Смуров отстоял маленькую, по местным понятиям, очередь и купил бутылку портвейна, подумал, порылся в карманах и, протянув продавщице ещё трешку с мелочью, важно сказал

— Шартрезу мне. Ликёру.

Деловито спрятав тёмную бомбу портвейна в недрах портфеля, положил сверху неё толстый ком «Литературной газеты» и аккуратно водрузил бутылку с ядовито-зелёной жидкостью сверху, композицию завершили два краснобоких яблока из братской Болгарии и четыре маленьких, но пахучих мандарина из солнечной Грузии. Сигареты «Ява» для себя и «БТ» для неё Смуров распихал по карманам пальто. На шоколадку денег не хватило.

В отделении милиции бутылки предательски звякнули, дежурный по конторе Боря Рогожин ухмыльнулся. Смуров насупился, но стакан портвейна пообещал не задумываясь. Себе дороже.

Ночь вступила в свои права. В обезьяннике бузили два хулигана.

— Ща в ласточку закатаю, — сообщил мимоходом постовой.

— Да мы что, мы так, — пробормотали хулиганы. — Это всё он, — и показали друг на друга.

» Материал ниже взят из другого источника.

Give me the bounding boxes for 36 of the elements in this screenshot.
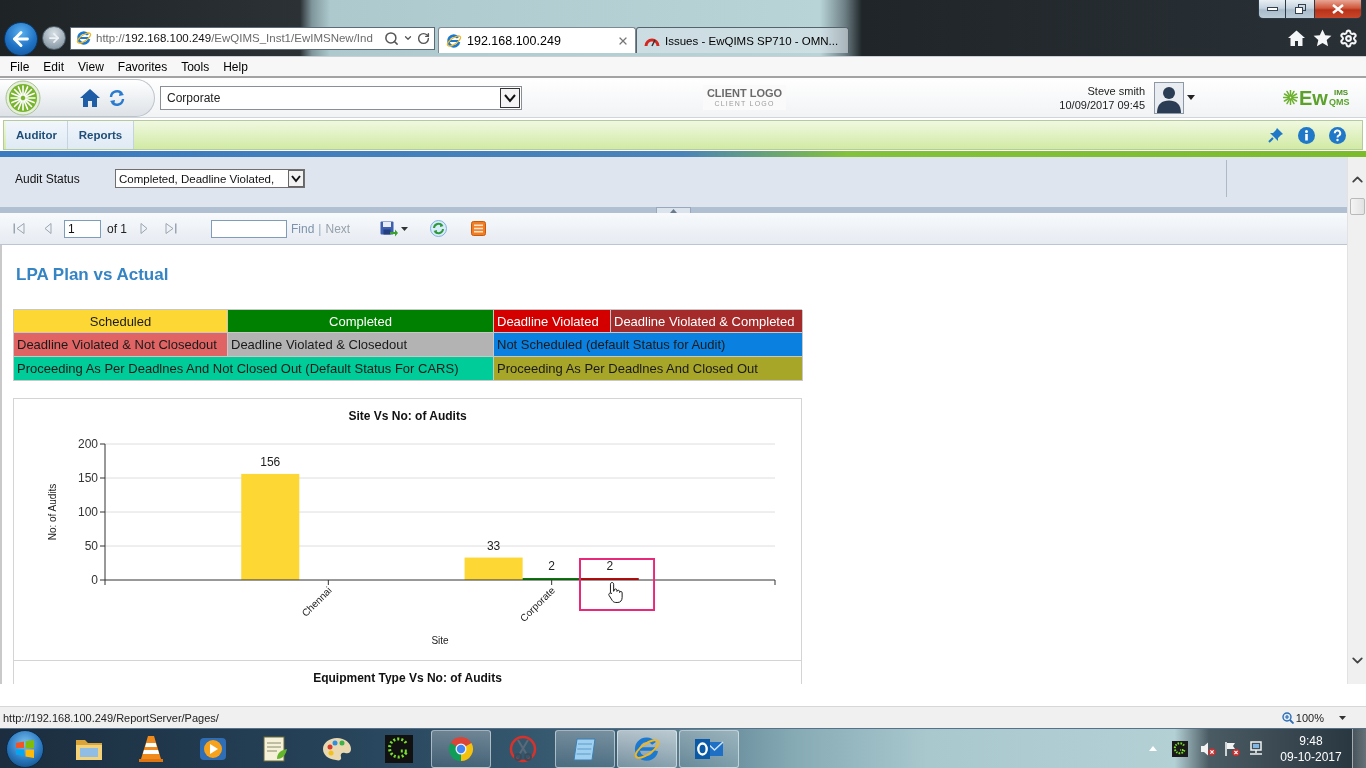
legend-item: Scheduled: [14, 310, 228, 333]
login-time: 10/09/2017 09:45: [1059, 97, 1145, 112]
legend-item: Deadline Violated: [494, 310, 611, 333]
client-logo-text: CLIENT LOGO: [706, 87, 783, 99]
data-label: 2: [606, 559, 614, 573]
clock-time: 9:48: [1299, 732, 1323, 749]
legend-item: Deadline Violated & Not Closedout: [14, 333, 228, 357]
page-count: of 1: [107, 221, 127, 236]
legend-item: Not Scheduled (default Status for Audit): [494, 333, 803, 357]
y-tick-label: 50: [84, 539, 98, 553]
status-url: http://192.168.100.249/ReportServer/Pages/: [3, 711, 219, 724]
legend-item: Deadline Violated & Closedout: [228, 333, 494, 357]
parameter-label: Audit Status: [15, 171, 81, 186]
legend-item: Deadline Violated & Completed: [611, 310, 803, 333]
chart-title: Equipment Type Vs No: of Audits: [313, 672, 502, 684]
clock-date: 09-10-2017: [1280, 748, 1342, 765]
user-name: Steve smith: [1087, 83, 1145, 98]
legend-item: Proceeding As Per Deadlnes And Not Closed Out (Default Status For CARS): [14, 357, 494, 381]
url-text: http://192.168.100.249/EwQIMS_Inst1/EwIMSNew/Ind: [96, 32, 374, 44]
legend-item: Proceeding As Per Deadlnes And Closed Out: [494, 357, 803, 381]
y-tick-label: 100: [77, 505, 98, 519]
y-axis-title: No: of Audits: [47, 483, 58, 541]
x-axis-title: Site: [431, 635, 449, 646]
y-tick-label: 200: [77, 437, 98, 451]
brand-subscript: QMS: [1328, 96, 1350, 107]
brand-name: Ew: [1299, 87, 1328, 108]
brand-superscript: IMS: [1333, 88, 1349, 97]
data-label: 156: [260, 454, 281, 469]
y-tick-label: 150: [77, 471, 98, 485]
legend-item: Completed: [228, 310, 494, 333]
y-tick-label: 0: [91, 573, 98, 587]
data-label: 2: [548, 559, 555, 573]
link-separator: |: [318, 221, 322, 236]
report-title: LPA Plan vs Actual: [16, 265, 170, 285]
data-label: 33: [486, 538, 501, 553]
chart-title: Site Vs No: of Audits: [348, 409, 467, 423]
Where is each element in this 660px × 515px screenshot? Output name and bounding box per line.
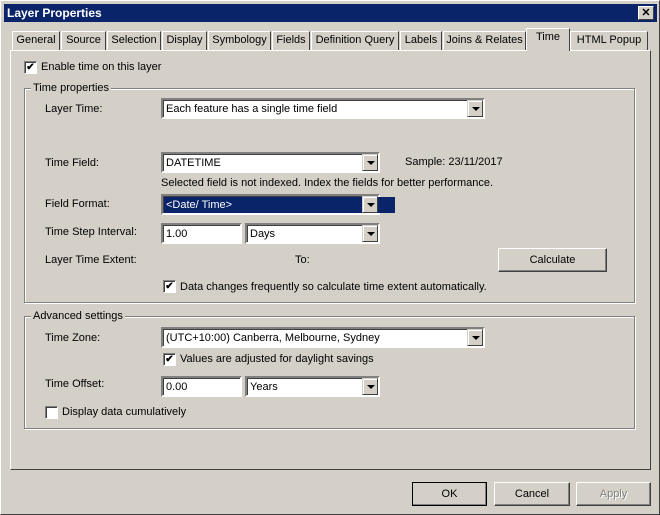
time-offset-unit-select[interactable]: Years [245, 376, 380, 397]
time-offset-input[interactable]: 0.00 [161, 376, 242, 397]
display-cumulative-label: Display data cumulatively [62, 406, 187, 418]
advanced-settings-title: Advanced settings [31, 310, 125, 322]
close-button[interactable]: ✕ [638, 6, 654, 20]
cancel-button[interactable]: Cancel [494, 482, 570, 506]
time-field-label: Time Field: [45, 157, 99, 169]
chevron-down-icon[interactable] [362, 378, 378, 395]
field-format-label: Field Format: [45, 198, 110, 210]
enable-time-checkbox[interactable]: ✔ [24, 61, 37, 74]
sample-text: Sample: 23/11/2017 [405, 156, 503, 168]
auto-calculate-checkbox[interactable]: ✔ [163, 280, 176, 293]
ok-button[interactable]: OK [412, 482, 487, 506]
daylight-savings-label: Values are adjusted for daylight savings [180, 353, 374, 365]
display-cumulative-checkbox[interactable] [45, 406, 58, 419]
index-note: Selected field is not indexed. Index the… [161, 177, 494, 189]
layer-time-select[interactable]: Each feature has a single time field [161, 98, 485, 119]
time-step-unit-select[interactable]: Days [245, 223, 380, 244]
layer-time-label: Layer Time: [45, 103, 103, 115]
to-label: To: [295, 254, 310, 266]
window-title: Layer Properties [7, 6, 102, 20]
tab-fields[interactable]: Fields [272, 31, 310, 50]
chevron-down-icon[interactable] [467, 100, 483, 117]
daylight-savings-checkbox[interactable]: ✔ [163, 353, 176, 366]
tab-symbology[interactable]: Symbology [208, 31, 271, 50]
time-step-interval-label: Time Step Interval: [45, 226, 137, 238]
tab-time[interactable]: Time [526, 28, 570, 51]
time-step-interval-input[interactable]: 1.00 [161, 223, 242, 244]
chevron-down-icon[interactable] [362, 196, 378, 213]
field-format-select[interactable]: <Date/ Time> [161, 194, 395, 215]
auto-calculate-label: Data changes frequently so calculate tim… [180, 281, 487, 293]
apply-button[interactable]: Apply [576, 482, 651, 506]
time-zone-select[interactable]: (UTC+10:00) Canberra, Melbourne, Sydney [161, 327, 485, 348]
time-field-select[interactable]: DATETIME [161, 152, 380, 173]
tab-display[interactable]: Display [162, 31, 207, 50]
time-zone-label: Time Zone: [45, 332, 101, 344]
tab-joins-relates[interactable]: Joins & Relates [443, 31, 526, 50]
tab-html-popup[interactable]: HTML Popup [570, 31, 648, 50]
chevron-down-icon[interactable] [362, 225, 378, 242]
chevron-down-icon[interactable] [362, 154, 378, 171]
layer-time-extent-label: Layer Time Extent: [45, 254, 137, 266]
calculate-button[interactable]: Calculate [498, 248, 607, 272]
time-properties-title: Time properties [31, 82, 112, 94]
enable-time-label: Enable time on this layer [41, 61, 162, 73]
tab-general[interactable]: General [12, 31, 60, 50]
title-bar: Layer Properties ✕ [4, 4, 657, 22]
tab-selection[interactable]: Selection [107, 31, 161, 50]
tab-labels[interactable]: Labels [400, 31, 442, 50]
time-offset-label: Time Offset: [45, 378, 105, 390]
chevron-down-icon[interactable] [467, 329, 483, 346]
tab-definition-query[interactable]: Definition Query [311, 31, 399, 50]
tab-source[interactable]: Source [61, 31, 106, 50]
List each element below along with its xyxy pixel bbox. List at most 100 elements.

Двери КПЗ ухнули, и дежурный вывел Лену. Увидев Смурова, она помахала пухлой ладошкой и выдохнула:

— Привет.

— Пошли, — буркнул Смуров. В кабинете сыщик открыл окно, кислый запах сигарет и пота вылетел прочь.

Лена умывалась в туалете. Она была проституткой, и Гиви был её старым клиентом. Решено было Лену задержать и, переговорив с ней, узнать, что за Гиви, как он выглядит, чем дышит и где обитает. Лену взяли на чужой земле у известного гадюшка на ВДНХ и запихнули на три часа в КПЗ… опрос в лоб ничего не дал…

— Кайф, — выдохнула она. Залпом выпила стакан Шартреза и впилась зубами в яблоко.

Смуров заварил чай. Чаинки кружили неспешный хоровод в стакане.

— Я в камеру обратно не хочу, — капризно сказала она.

Сыщик листал её записную книжку, в дверь постучали. Боря Рогожин хохотнул, подмигнул Смурову, выцедил стакан портвейна, ловко очистил мандаринку, стрельнул сигаретку и, уходя, аккуратно закрыл за собой

дверь.

Смуров и Лена трепались ни о чём. Разговор им обоим был приятен, и общие темы находились быстро и непринужденно. Спиртное заканчивалось, пепельница таращилась окурками сигарет. Мандариновые корки задорно топорщились на столе.

— Потанцуем? — неожиданно спросила она его. Старенький касетник неожиданно и нежно выдал Тото Кутуньо.